Adding to the importance of the governor’s selection is a unique Georgia twist. Georgia’s new justice, like all judges in Georgia, will face a growing rift between our state judicial branch and the executive and legislative branches.
It’s no secret that the governor, and our Legislature, don’t particularly care for our courts as a whole. After all, judges act as a restraint on excesses of the other two branches, which are fueled by unfettered political and personal agendas. Power resents restraint. In recent years, the gubernatorial-legislative cabal — when not feuding between themselves — has acted, separately or jointly, on that resentment by undermining the judiciary.
Use of retired senior judges to assist courts in expediting trials and other court business has been eliminated, a financially irresponsible waste of great judicial experience. The courts’ historic ability to redress some private wrongs and injuries has been reduced.
The public defender system was transferred to the executive branch, destroying the crucial liaison between that system and the courts in which its cases are tried. The fate of thousands of defendants, some jailed for long periods while awaiting trial, are directly affected. Using the recession as an excuse (Georgia’s version of Washington’s let-no-crisis-go-unused), that cabal has unilaterally slashed court budgets, already minuscule at less than 1 percent of the overall state budget, with no regard for the effect upon criminal and civil trials and other daily activities of judges necessary for a healthy economy and society.
We have seen at least one county courthouse closed one day per month, and various reductions and furloughs of court personnel and resources imposed or discussed. And there are reports of a possible special session of our state Legislature to further cut the state budget, which may include more cuts to the courts, which could force widespread court closings.

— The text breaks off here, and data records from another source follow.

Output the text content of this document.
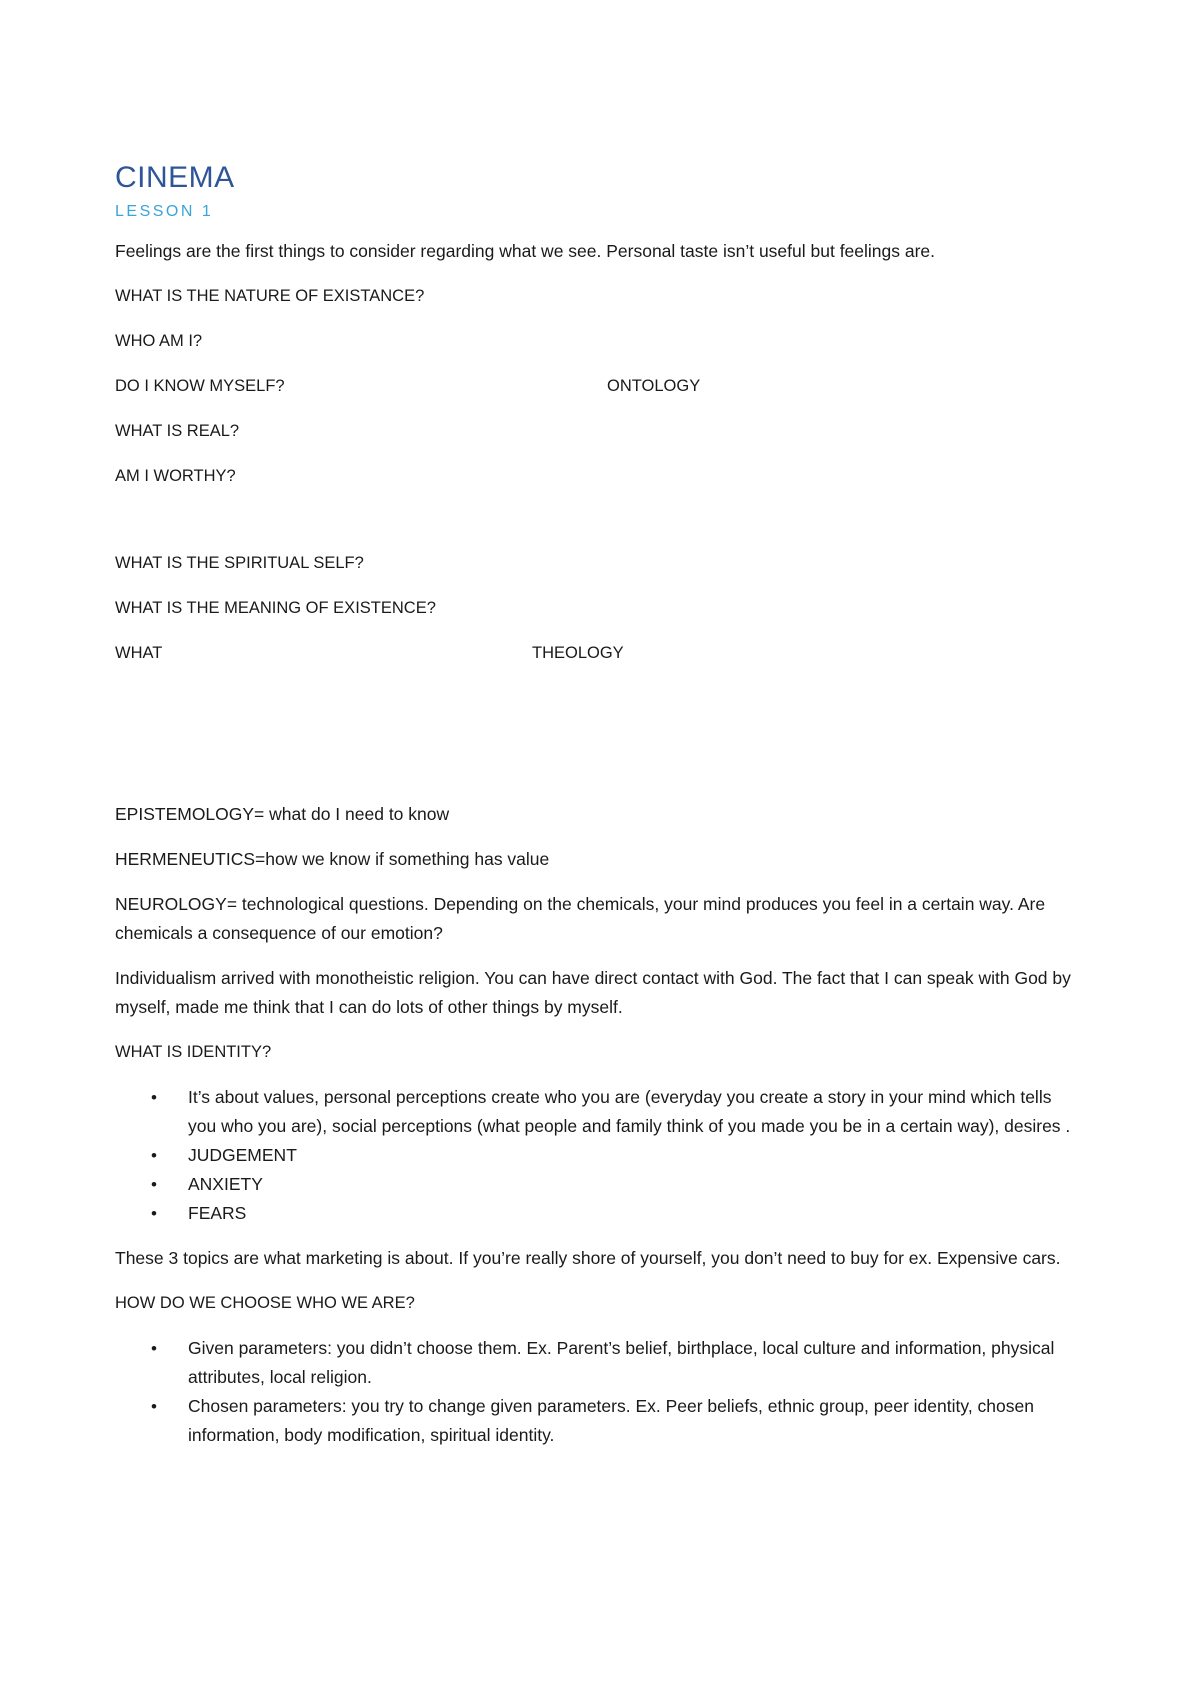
CINEMA
LESSON 1

Feelings are the first things to consider regarding what we see. Personal taste isn’t useful but feelings are.

WHAT IS THE NATURE OF EXISTANCE?

WHO AM I?

DO I KNOW MYSELF?	ONTOLOGY

WHAT IS REAL?

AM I WORTHY?

WHAT IS THE SPIRITUAL SELF?

WHAT IS THE MEANING OF EXISTENCE?

WHAT	THEOLOGY

EPISTEMOLOGY= what do I need to know

HERMENEUTICS=how we know if something has value

NEUROLOGY= technological questions. Depending on the chemicals, your mind produces you feel in a certain way. Are chemicals a consequence of our emotion?

Individualism arrived with monotheistic religion. You can have direct contact with God. The fact that I can speak with God by myself, made me think that I can do lots of other things by myself.

WHAT IS IDENTITY?

• It’s about values, personal perceptions create who you are (everyday you create a story in your mind which tells you who you are), social perceptions (what people and family think of you made you be in a certain way), desires .
• JUDGEMENT
• ANXIETY
• FEARS

These 3 topics are what marketing is about. If you’re really shore of yourself, you don’t need to buy for ex. Expensive cars.

HOW DO WE CHOOSE WHO WE ARE?

• Given parameters: you didn’t choose them. Ex. Parent’s belief, birthplace, local culture and information, physical attributes, local religion.
• Chosen parameters: you try to change given parameters. Ex. Peer beliefs, ethnic group, peer identity, chosen information, body modification, spiritual identity.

What happens when a courthouse is closed or its accessibility limited, or counsel denied or delayed? However short the closure or reduced access, or denial of counsel, essential freedoms, including habeas corpus, the “great writ” by which courts can free illegally imprisoned citizens, are impeded if not lost entirely.
Brief closings seem insignificant. But for that period, judicial review — won at great cost — is attenuated. An essential difference between democracy and tyranny is blurred, however slightly. Small erosions grow. So-called cost savings come at great hidden costs. Enfeebled courts imperil liberties.
The sum total of these erosions of our courts has created a new qualification for Georgia judges. Georgia’s judges are going to have to possess enhanced political acumen and backbone to protect our courts from executive and legislative encroachments. Such resistance to manhandling and meddling from the other branches will be particularly difficult, given that the new state Supreme Court justice, like many other state judges, will have been put in office by the very governor who shares the antipathy against courts which is at the heart of the problem.
So Georgians had better watch the Georgia Supreme Court selection at least as closely as that in Washington. If our courts are not kept free, they cannot keep us free.
E. Wycliffe Orr is a Gainesville attorney and former state representative.